Sport: Scoreboard, Jul. 21, 1958

¶ Roaring into a curve in Rheims's Grand Prix de France, Italy's Luigi Musso was a mere 100 yds. behind Britain's Mike Hawthorn. Musso gunned his Ferrari, hit the curve at 140 m.p.h., catapulted off the triangular course into a wheatfield, died. He was the last of Italy's great three. Alberto Ascari was killed in 1955; Eugenio Castellotti, Musso's closest friend and rival, in 1957.

¶ A track unknown, wiry (5 ft. 5½ in., 124 Ibs.) Australian Bert Thomas, 23, kept a scorching pace for the three-mile run at Dublin's Santry cinder track, streaked to the finish with a new world record (13 min. 10.8 sec.), bettering Sandor Iharos' 1955 record by 3.4 sec.

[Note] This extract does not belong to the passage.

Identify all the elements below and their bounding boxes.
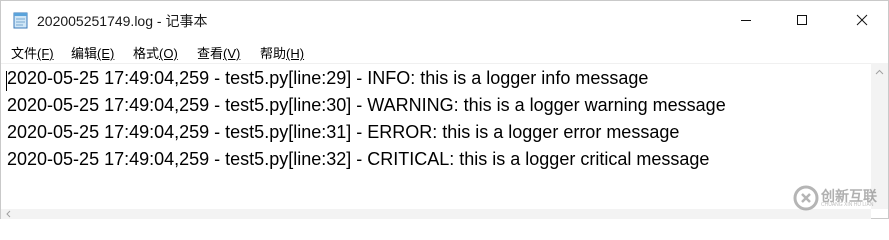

¶Proving that baseball is not played by the book, Manager Casey Stengel called on Oriole Hurler Billy O'Dell to save the American League's 4-3 lead in the All-Star game. O'Dell, who has an 8-9 record and has never had a winning season since coming to the majors in 1954, got rid of nine men on 27 throws. Bubbled Casey: "He had a fast ball, a slider and a mysterious pitch up from Mexico."